On the legacy of his old boss Tony Blair, Mr Campbell says history will look more favourably on the former British prime minister, but he does feel sad that he comes in for harsh criticism for his role in the Iraq war.
“I think he’d prefer if people didn’t hate him, those that do. I don’t mind being hated by some people. I don’t want to be liked by the Daily Mail,” he says.
Something else he does not mind either, is the comparison frequently drawn between himself and the Malcolm Tucker character of Armando Iannucci’s TV show The Thick of It.
“I think it’s a huge honour,” he laughs.
“I think there’s a bit of me in there, there’s a bit of Peter Mandelson, there’s a bit of invention. There’s a bit of this, a bit of that, but I think it’s very good satire and the reason it’s good is that there’s a grain of truth in there.”
Also on the podcast, Mr Campbell says he is “broadly supportive” of the MeToo movement, “not least because if I wasn’t my daughter would give me hell.”
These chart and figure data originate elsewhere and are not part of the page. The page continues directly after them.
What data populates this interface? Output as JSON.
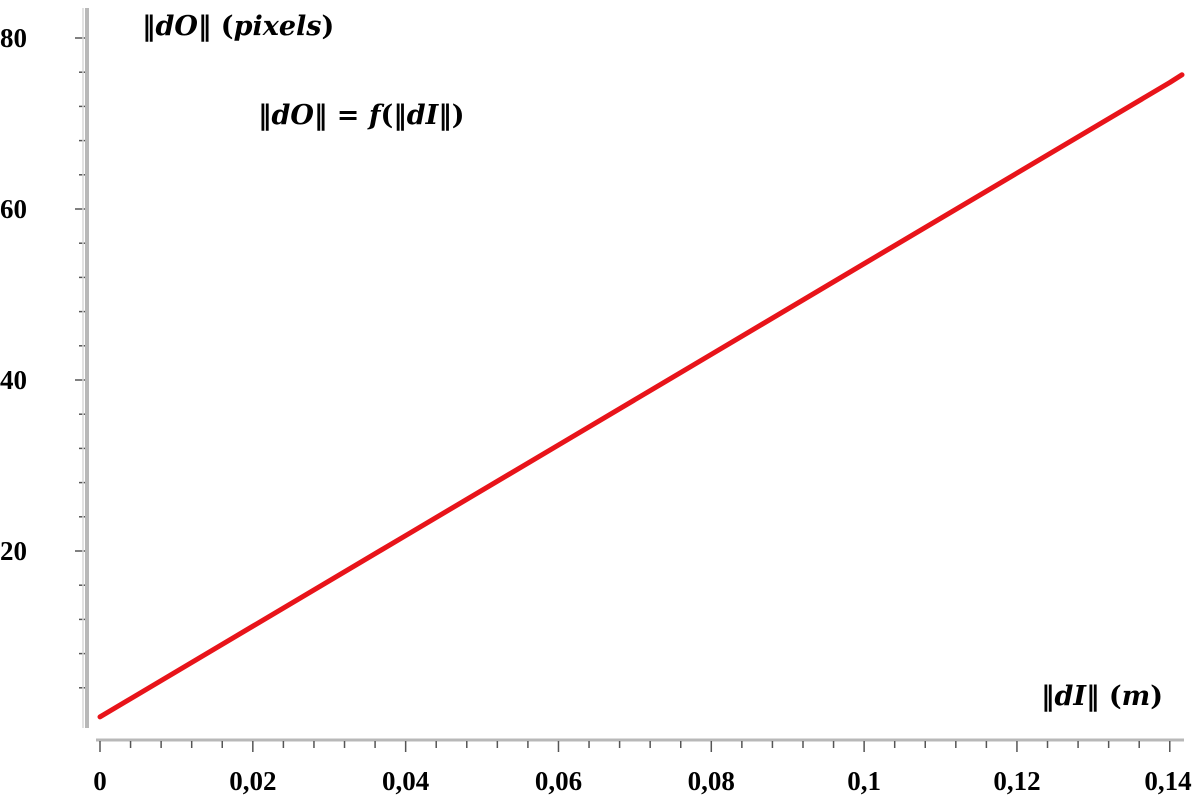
{
  "chart_data": {
    "type": "line",
    "title": "",
    "ylabel": {
      "prefix": "‖",
      "var": "dO",
      "suffix": "‖ (",
      "unit": "pixels",
      "close": ")"
    },
    "xlabel": {
      "prefix": "‖",
      "var": "dI",
      "suffix": "‖ (",
      "unit": "m",
      "close": ")"
    },
    "annotation": {
      "p1": "‖",
      "v1": "dO",
      "p2": "‖ = ",
      "fn": "f",
      "p3": "(‖",
      "v2": "dI",
      "p4": "‖)"
    },
    "xlim": [
      0,
      0.1416
    ],
    "ylim": [
      0,
      80
    ],
    "x_ticks": [
      0,
      0.02,
      0.04,
      0.06,
      0.08,
      0.1,
      0.12,
      0.14
    ],
    "x_tick_labels": [
      "0",
      "0,02",
      "0,04",
      "0,06",
      "0,08",
      "0,1",
      "0,12",
      "0,14"
    ],
    "y_ticks": [
      20,
      40,
      60,
      80
    ],
    "y_tick_labels": [
      "20",
      "40",
      "60",
      "80"
    ],
    "x_minor_step": 0.004,
    "y_minor_step": 4,
    "grid": false,
    "series": [
      {
        "x": [
          0,
          0.02,
          0.04,
          0.06,
          0.08,
          0.1,
          0.12,
          0.14,
          0.1416
        ],
        "y": [
          0.6,
          11.2,
          21.8,
          32.4,
          43.0,
          53.6,
          64.2,
          74.8,
          75.7
        ],
        "color": "#e8141a"
      }
    ],
    "axis_color": "#b8b8b8"
  }
}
He says he rejects claims that the movement has gone too far, or that it could stop people from having normal relationships.
“If I think about attitudes to women and to ethnic minorities, to gays and to disabled people as well I have to say, back in the days when I was a young journalist, it was terrible on every level.
“I think there’s been massive progress, but unless you keep pushing at it, there’s a danger you slip back.”